Do you see her faith? Do you see her undoubting mind? She affirmed in two ways that he was God and the Giver of life, even though she was led astray on account of her simple nature: "If you had been here," she said. What are you saying, Martha? Your reasoning is false. For he was there and he has been and still is present everywhere.… "If you had been here, my brother would not have died." Do you see how she believed him to be God and able with his power to restrain death and to raise the dead? For she was saying, I know that if you had been here, death would not have prevailed.
— St. Andrew of Crete
(660 - 740)
Source: "Homily 8 on Lazarus," quoted in Joel C. Elowsky, ed., John 11–21, Ancient Christian Commentary on Scripture (Downers Grove, IL: InterVarsity Press, 2007), 12.
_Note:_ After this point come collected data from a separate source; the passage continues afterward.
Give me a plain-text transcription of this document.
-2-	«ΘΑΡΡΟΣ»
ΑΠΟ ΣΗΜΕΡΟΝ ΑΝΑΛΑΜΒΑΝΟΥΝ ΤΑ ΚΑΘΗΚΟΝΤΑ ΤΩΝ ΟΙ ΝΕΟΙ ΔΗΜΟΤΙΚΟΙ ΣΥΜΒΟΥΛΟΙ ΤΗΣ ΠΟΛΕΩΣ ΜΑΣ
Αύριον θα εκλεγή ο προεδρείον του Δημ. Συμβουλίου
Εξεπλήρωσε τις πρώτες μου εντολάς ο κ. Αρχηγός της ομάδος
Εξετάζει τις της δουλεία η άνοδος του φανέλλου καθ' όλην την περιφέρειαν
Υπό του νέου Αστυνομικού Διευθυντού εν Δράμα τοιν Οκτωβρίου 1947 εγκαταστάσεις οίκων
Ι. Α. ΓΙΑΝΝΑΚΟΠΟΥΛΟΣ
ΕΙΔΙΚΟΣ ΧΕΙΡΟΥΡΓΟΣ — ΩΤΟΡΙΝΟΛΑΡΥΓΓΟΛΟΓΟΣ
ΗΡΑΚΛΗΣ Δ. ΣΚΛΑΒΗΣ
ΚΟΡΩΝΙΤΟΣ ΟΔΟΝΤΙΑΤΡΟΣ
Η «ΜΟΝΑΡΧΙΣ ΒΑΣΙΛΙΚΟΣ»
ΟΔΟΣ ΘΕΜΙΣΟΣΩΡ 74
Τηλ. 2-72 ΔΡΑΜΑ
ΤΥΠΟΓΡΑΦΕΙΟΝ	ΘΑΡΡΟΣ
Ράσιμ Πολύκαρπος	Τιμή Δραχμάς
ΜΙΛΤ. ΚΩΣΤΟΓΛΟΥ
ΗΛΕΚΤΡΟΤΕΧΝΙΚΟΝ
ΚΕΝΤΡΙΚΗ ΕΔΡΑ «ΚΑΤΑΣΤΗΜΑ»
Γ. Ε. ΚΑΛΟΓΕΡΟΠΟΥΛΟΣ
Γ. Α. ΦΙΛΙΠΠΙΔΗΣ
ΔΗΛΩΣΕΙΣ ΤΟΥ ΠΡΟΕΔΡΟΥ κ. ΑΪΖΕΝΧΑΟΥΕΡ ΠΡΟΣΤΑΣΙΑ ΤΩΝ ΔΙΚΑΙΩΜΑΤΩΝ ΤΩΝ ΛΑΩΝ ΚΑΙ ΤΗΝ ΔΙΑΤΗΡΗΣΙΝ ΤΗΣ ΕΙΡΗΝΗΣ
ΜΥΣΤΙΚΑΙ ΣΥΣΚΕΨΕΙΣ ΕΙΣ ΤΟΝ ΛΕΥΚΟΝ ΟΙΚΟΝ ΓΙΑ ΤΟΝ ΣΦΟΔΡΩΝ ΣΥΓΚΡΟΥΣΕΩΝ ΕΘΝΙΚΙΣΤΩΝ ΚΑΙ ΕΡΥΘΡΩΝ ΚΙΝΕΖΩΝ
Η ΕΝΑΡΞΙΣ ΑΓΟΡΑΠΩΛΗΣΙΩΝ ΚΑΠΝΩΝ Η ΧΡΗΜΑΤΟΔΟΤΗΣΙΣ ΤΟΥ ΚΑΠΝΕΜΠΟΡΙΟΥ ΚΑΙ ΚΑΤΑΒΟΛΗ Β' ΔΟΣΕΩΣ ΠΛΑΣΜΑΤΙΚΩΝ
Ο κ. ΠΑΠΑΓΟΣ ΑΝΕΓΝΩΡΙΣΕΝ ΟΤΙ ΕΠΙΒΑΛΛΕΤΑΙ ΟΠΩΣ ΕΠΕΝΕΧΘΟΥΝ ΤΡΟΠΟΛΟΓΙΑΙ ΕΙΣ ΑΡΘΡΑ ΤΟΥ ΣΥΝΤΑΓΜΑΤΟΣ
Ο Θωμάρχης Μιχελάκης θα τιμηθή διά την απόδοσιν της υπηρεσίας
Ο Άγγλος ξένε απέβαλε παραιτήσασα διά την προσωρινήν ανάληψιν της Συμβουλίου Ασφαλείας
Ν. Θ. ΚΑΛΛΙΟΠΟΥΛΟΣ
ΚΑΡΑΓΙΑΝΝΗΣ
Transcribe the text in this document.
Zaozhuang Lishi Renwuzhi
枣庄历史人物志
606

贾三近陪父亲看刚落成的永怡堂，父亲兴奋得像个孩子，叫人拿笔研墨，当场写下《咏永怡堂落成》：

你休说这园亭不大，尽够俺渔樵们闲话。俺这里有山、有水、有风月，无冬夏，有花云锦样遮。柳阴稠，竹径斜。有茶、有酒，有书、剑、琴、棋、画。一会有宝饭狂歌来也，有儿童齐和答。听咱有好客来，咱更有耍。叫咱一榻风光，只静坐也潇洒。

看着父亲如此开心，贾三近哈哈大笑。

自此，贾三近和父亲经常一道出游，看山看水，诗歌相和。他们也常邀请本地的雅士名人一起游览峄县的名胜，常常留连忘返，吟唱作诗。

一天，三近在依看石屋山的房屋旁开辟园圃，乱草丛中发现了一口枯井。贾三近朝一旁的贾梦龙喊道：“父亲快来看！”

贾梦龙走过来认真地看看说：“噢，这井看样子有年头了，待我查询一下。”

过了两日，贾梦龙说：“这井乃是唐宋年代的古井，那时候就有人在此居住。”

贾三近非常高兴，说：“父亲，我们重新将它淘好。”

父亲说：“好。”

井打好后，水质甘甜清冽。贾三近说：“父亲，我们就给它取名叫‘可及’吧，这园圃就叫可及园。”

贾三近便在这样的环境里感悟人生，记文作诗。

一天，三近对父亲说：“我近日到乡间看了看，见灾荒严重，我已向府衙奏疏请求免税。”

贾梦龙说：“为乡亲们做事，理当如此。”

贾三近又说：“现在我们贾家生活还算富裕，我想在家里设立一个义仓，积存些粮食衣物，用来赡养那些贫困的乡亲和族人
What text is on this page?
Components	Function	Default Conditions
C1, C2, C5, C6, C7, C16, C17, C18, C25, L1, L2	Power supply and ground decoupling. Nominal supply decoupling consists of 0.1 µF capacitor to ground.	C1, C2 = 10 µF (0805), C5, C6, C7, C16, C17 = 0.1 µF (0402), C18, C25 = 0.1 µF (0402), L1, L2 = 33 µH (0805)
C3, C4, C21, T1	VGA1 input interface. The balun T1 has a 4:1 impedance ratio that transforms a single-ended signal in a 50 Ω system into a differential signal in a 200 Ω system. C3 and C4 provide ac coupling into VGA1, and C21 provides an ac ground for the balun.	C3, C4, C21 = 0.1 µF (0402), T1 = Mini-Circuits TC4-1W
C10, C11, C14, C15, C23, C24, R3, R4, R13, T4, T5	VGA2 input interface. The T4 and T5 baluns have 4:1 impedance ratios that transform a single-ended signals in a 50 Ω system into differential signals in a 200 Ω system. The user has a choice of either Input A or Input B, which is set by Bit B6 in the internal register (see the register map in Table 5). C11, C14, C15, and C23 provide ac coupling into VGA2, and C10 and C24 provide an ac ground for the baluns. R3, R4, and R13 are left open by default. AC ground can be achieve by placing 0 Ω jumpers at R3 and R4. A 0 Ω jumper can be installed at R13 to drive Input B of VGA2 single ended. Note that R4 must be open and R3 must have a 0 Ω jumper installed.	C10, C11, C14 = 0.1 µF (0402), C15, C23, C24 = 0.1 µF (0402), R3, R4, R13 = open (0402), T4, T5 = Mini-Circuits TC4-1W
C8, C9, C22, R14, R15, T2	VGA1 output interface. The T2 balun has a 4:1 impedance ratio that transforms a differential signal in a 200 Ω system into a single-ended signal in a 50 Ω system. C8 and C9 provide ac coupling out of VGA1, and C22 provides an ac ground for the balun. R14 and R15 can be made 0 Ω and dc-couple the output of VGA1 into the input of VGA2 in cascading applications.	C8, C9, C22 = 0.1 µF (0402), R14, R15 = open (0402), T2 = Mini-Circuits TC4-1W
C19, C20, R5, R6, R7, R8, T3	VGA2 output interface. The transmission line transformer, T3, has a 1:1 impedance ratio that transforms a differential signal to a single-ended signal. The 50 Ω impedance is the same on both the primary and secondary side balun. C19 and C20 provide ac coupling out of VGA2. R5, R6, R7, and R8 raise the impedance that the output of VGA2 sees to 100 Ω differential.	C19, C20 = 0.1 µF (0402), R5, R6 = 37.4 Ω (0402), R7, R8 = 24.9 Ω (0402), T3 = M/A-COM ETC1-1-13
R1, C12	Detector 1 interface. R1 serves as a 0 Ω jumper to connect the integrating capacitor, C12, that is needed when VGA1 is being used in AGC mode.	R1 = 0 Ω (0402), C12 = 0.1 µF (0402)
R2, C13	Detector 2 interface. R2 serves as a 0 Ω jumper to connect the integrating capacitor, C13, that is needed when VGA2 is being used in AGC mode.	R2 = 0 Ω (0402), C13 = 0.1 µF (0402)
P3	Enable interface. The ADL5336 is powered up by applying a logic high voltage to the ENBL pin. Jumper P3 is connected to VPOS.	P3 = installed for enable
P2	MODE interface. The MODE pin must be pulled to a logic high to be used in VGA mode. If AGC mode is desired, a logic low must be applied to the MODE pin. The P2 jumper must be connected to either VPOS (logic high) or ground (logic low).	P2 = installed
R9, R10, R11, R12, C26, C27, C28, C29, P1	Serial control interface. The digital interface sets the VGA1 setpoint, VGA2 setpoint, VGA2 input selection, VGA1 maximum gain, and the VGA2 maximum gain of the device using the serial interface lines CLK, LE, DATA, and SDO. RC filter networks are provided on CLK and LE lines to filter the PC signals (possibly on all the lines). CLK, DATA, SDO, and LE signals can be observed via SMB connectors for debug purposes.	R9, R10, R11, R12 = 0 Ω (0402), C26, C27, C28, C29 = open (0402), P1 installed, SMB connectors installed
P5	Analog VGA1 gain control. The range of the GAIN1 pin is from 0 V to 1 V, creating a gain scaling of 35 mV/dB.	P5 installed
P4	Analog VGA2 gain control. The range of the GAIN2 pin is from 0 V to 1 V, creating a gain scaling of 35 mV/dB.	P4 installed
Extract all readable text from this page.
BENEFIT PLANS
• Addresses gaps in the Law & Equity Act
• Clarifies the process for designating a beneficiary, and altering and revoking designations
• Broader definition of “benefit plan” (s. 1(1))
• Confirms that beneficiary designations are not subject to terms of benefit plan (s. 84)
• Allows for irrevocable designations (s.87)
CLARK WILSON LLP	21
When Martha professed her faith in Christ and wiped out by her reverent confession whatever blame there was in womanhood, a message is sent to Mary, because without Mary death could not be banished or life be restored. Let Mary come; let the one who bears the name of his mother come so that humanity might see that as Christ dwelt enclosed in the Virgin's womb, so too to that extent the dead will come forth from the underworld, the dead will come forth from the tombs.